Frequently Asked Questions

Which algorithm is best for Reddit keyword extraction?
For most Reddit use cases, we recommend an ensemble approach combining TF-IDF (corpus-level importance) with YAKE (single-document signals). If quality is critical and you have GPU resources, add KeyBERT for semantic understanding. RAKE works well for quick prototyping. The optimal choice depends on your volume, latency requirements, and accuracy needs.
How do I handle Reddit slang and abbreviations?
Build a preprocessing step that expands common Reddit abbreviations (TIL, ELI5, IMHO, etc.) before extraction. Maintain a domain-specific dictionary for your target subreddits. Consider keeping slang as keywords when analyzing community culture, or expand them when the goal is general understanding.
Should I extract keywords from titles, body, or both?
Reddit titles are information-dense and usually contain the most important keywords. For comprehensive extraction, combine title (weighted 2x) and body text. For quick analysis, title-only extraction often provides sufficient coverage. Comment threads benefit from hierarchical extraction with parent context.
How many keywords should I extract per post?

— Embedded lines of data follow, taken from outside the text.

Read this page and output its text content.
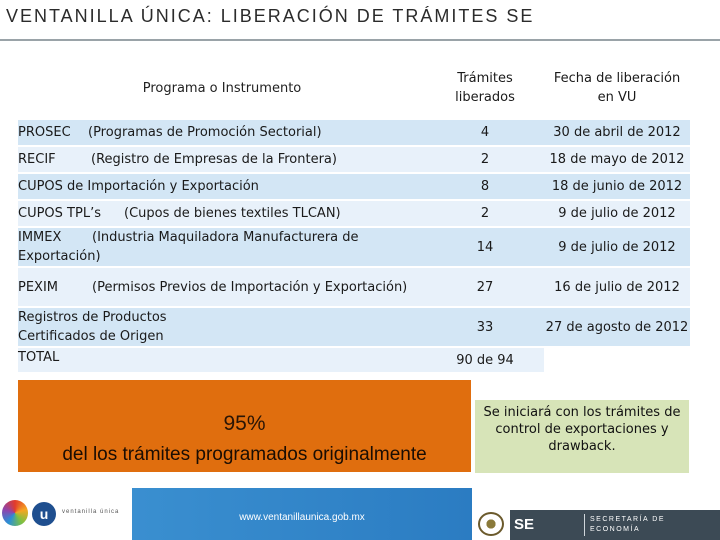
VENTANILLA ÚNICA: LIBERACIÓN DE TRÁMITES SE
Programa o Instrumento	Trámites liberados	Fecha de liberación en VU
PROSEC (Programas de Promoción Sectorial)	4	30 de abril de 2012
RECIF (Registro de Empresas de la Frontera)	2	18 de mayo de 2012
CUPOS de Importación y Exportación	8	18 de junio de 2012
CUPOS TPL’s (Cupos de bienes textiles TLCAN)	2	9 de julio de 2012
IMMEX (Industria Maquiladora Manufacturera de Exportación)	14	9 de julio de 2012
PEXIM (Permisos Previos de Importación y Exportación)	27	16 de julio de 2012
Registros de Productos Certificados de Origen	33	27 de agosto de 2012
TOTAL	90 de 94	
95%
del los trámites programados originalmente
Se iniciará con los trámites de control de exportaciones y drawback.
u	ventanilla única	www.ventanillaunica.gob.mx	SE	SECRETARÍA DE ECONOMÍA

For short posts (under 100 words), extract 3-5 keywords. For longer posts (100-500 words), 5-10 keywords capture the main topics. For very long posts or combined discussions, 10-15 keywords provide comprehensive coverage. More keywords increase recall but reduce precision.

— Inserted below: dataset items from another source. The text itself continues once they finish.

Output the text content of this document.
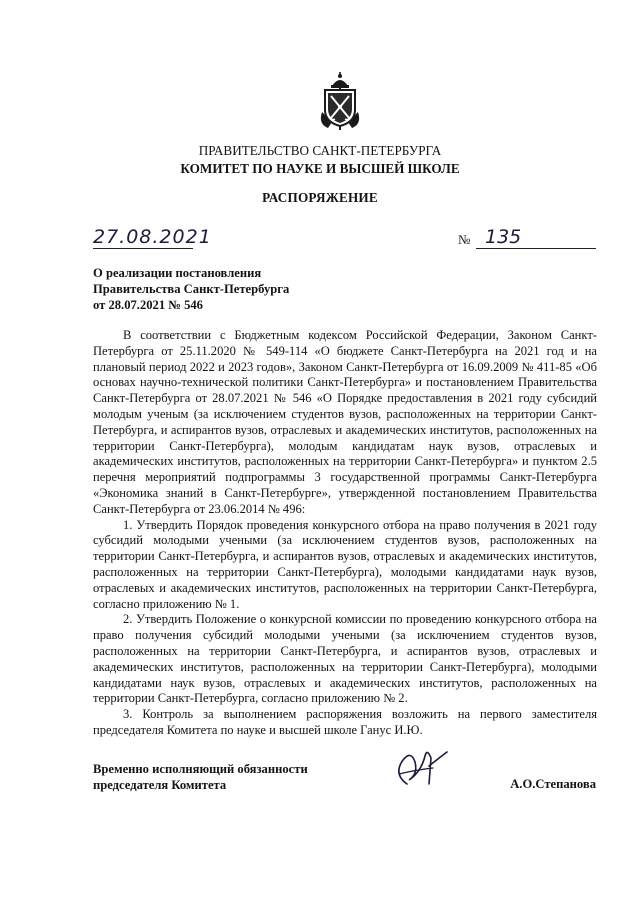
ПРАВИТЕЛЬСТВО САНКТ-ПЕТЕРБУРГА
КОМИТЕТ ПО НАУКЕ И ВЫСШЕЙ ШКОЛЕ
РАСПОРЯЖЕНИЕ
27.08.2021	№ 135
О реализации постановления
Правительства Санкт-Петербурга
от 28.07.2021 № 546

В соответствии с Бюджетным кодексом Российской Федерации, Законом Санкт-Петербурга от 25.11.2020 № 549-114 «О бюджете Санкт-Петербурга на 2021 год и на плановый период 2022 и 2023 годов», Законом Санкт-Петербурга от 16.09.2009 № 411-85 «Об основах научно-технической политики Санкт-Петербурга» и постановлением Правительства Санкт-Петербурга от 28.07.2021 № 546 «О Порядке предоставления в 2021 году субсидий молодым ученым (за исключением студентов вузов, расположенных на территории Санкт-Петербурга, и аспирантов вузов, отраслевых и академических институтов, расположенных на территории Санкт-Петербурга), молодым кандидатам наук вузов, отраслевых и академических институтов, расположенных на территории Санкт-Петербурга» и пунктом 2.5 перечня мероприятий подпрограммы 3 государственной программы Санкт-Петербурга «Экономика знаний в Санкт-Петербурге», утвержденной постановлением Правительства Санкт-Петербурга от 23.06.2014 № 496:

1. Утвердить Порядок проведения конкурсного отбора на право получения в 2021 году субсидий молодыми учеными (за исключением студентов вузов, расположенных на территории Санкт-Петербурга, и аспирантов вузов, отраслевых и академических институтов, расположенных на территории Санкт-Петербурга), молодыми кандидатами наук вузов, отраслевых и академических институтов, расположенных на территории Санкт-Петербурга, согласно приложению № 1.

2. Утвердить Положение о конкурсной комиссии по проведению конкурсного отбора на право получения субсидий молодыми учеными (за исключением студентов вузов, расположенных на территории Санкт-Петербурга, и аспирантов вузов, отраслевых и академических институтов, расположенных на территории Санкт-Петербурга), молодыми кандидатами наук вузов, отраслевых и академических институтов, расположенных на территории Санкт-Петербурга, согласно приложению № 2.

3. Контроль за выполнением распоряжения возложить на первого заместителя председателя Комитета по науке и высшей школе Ганус И.Ю.

Временно исполняющий обязанности
председателя Комитета	А.О.Степанова
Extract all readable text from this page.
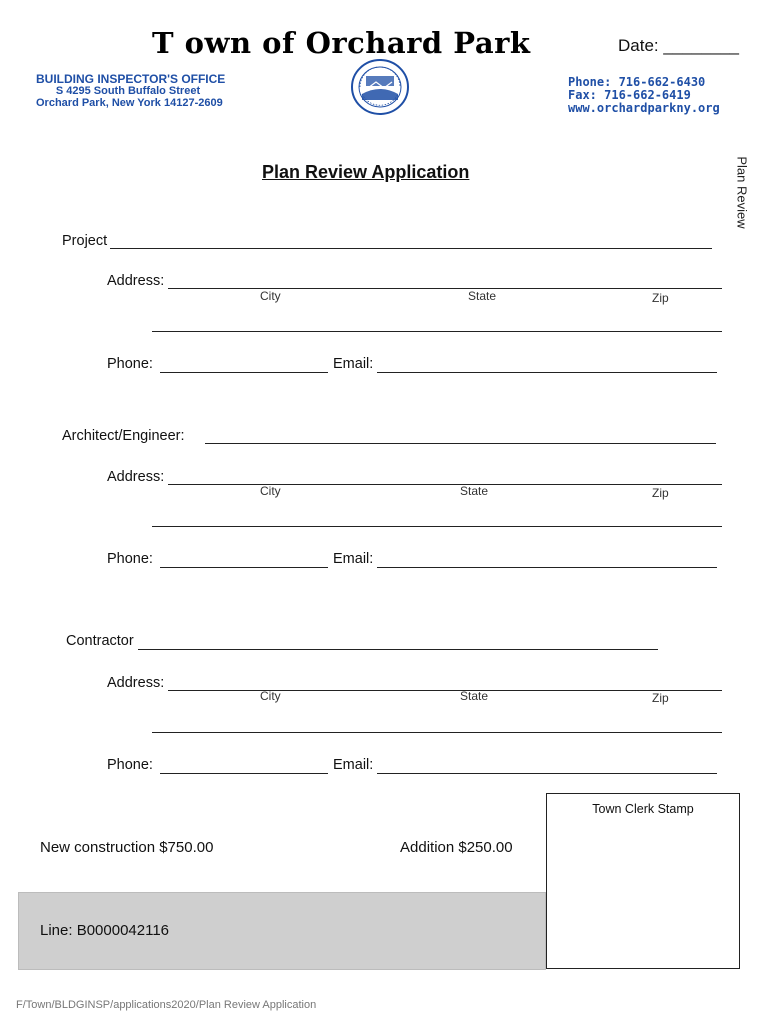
T own of Orchard Park	Date: ________
BUILDING INSPECTOR'S OFFICE
S 4295 South Buffalo Street
Orchard Park, New York 14127-2609
Phone: 716-662-6430
Fax: 716-662-6419
www.orchardparkny.org
Plan Review
Plan Review Application
Project
Address:
City	State	Zip
Phone:	Email:
Architect/Engineer:
Address:
City	State	Zip
Phone:	Email:
Contractor
Address:
City	State	Zip
Phone:	Email:
New construction $750.00	Addition $250.00
Town Clerk Stamp
Line: B0000042116
F/Town/BLDGINSP/applications2020/Plan Review Application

How do I evaluate keyword extraction quality?
Create a gold standard dataset with human-annotated keywords for 100-200 representative posts. Calculate precision (relevant extracted / total extracted), recall (relevant extracted / total relevant), and F1 score. For production, monitor downstream task performance (search relevance, topic classification accuracy) as proxy metrics.